O destaque maior, porém, vai para a escrita de personagens. Luke Cage entrega ótimas atuações de seus coadjuvantes – de modo que até ofuscam o protagonista de Mike Colter – e vários personagens com arcos de evolução. Cornell Stokes (ou Cottonmouth) é humanizado através da música, enquanto sua prima Mariah Stokes é escrita como uma personagem complexa, ambivalente e desenvolvida. O mesmo se pode dizer de Misty Knight: ambas mulheres que enfrentam situações difíceis e aprendem muito sobre si mesmas no processo. Claire Temple, personagem coringa dos outros seriados, ganha mais tempo de tela e se apresenta de maneira mais completa, dando indícios de seu futuro papel na junção do futuro grupo dos Defensores.
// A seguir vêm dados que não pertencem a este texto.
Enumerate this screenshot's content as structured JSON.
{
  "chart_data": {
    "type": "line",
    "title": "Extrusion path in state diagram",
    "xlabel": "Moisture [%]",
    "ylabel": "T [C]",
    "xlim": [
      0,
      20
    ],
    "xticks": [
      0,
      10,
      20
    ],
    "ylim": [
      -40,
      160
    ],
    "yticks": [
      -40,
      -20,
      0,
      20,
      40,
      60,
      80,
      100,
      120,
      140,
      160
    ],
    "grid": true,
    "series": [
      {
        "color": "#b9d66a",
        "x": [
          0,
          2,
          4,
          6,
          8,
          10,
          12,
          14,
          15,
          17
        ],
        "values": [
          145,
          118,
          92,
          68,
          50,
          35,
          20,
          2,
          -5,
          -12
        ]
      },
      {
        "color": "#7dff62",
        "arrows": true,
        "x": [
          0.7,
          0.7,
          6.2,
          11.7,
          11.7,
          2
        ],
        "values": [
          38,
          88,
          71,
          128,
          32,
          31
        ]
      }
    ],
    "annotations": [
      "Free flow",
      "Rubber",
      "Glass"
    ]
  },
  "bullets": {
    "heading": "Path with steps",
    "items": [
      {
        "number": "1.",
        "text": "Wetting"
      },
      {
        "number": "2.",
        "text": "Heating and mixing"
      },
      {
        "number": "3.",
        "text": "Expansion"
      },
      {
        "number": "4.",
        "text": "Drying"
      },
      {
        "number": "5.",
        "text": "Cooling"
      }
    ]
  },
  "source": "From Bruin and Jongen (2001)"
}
Outros coadjuvantes ganham seu momento sob o holofote: Shades, o capanga com ambições próprias de subir no crime organizado, também é tratado de maneira ambivalente. Scarfe, que poderia se passar pelo policial de meia-idade genérico, tem uma interessante dinâmica com sua parceira Misty, e é humanizado. Todos esses personagens contam algo de suas histórias sem cair em exposições enfadonhas, e em conjunto com os outros elementos da série, constroem um cenário mais sólido para as produções vindouras da Marvel. Mesmo Reva, a falecida esposa de Cage, é trabalhada de maneira póstuma. Se há algum problema, porém, é a demora de Luke de se conectar com o seu público: até mais da metade da série, sabemos apenas como ele teria ganhado seus poderes. Mas quem ele era antes disso?
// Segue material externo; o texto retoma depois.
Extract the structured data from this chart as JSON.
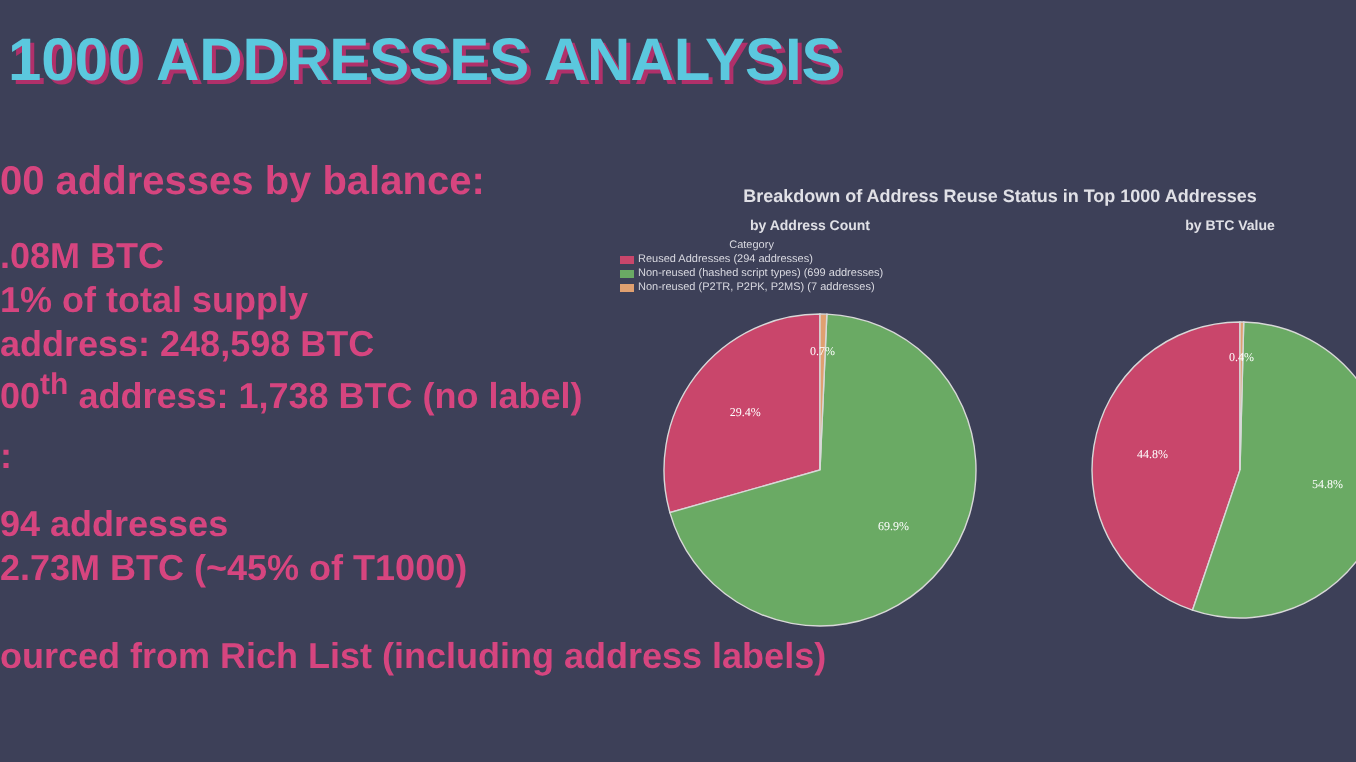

Personagens bem escritos também acabam atuando como importantes espelhos de representação. Diferente de vários outros produtos culturais, vemos em Luke Cage diferentes pessoas negras, vilanizadas ou não, agindo conforme seus próprios desígnios. Uma cena em específico salta aos olhos: em uma sala de delegacia, quatro mulheres negras, de personalidades e motivações completamente diferentes entre si, discutem fatos que ricocheteiam (perdoem o trocadilho) Cage, mas que falam sobre outra coisa muito mais importante: a violência policial em relação à juventude negra.
Não se deixe levar pela saturação nos produtos audiovisuais de supers: Luke Cage pode não ganhar prêmios, mas não faz feio em relação a outras séries de super heróis. Bem escrita, entrega personagens acreditáveis, transições de cena muito criativas e um cenário mais sólido que as suas sucessoras, e uma interessante quebra de tabus sobre a cultura negra.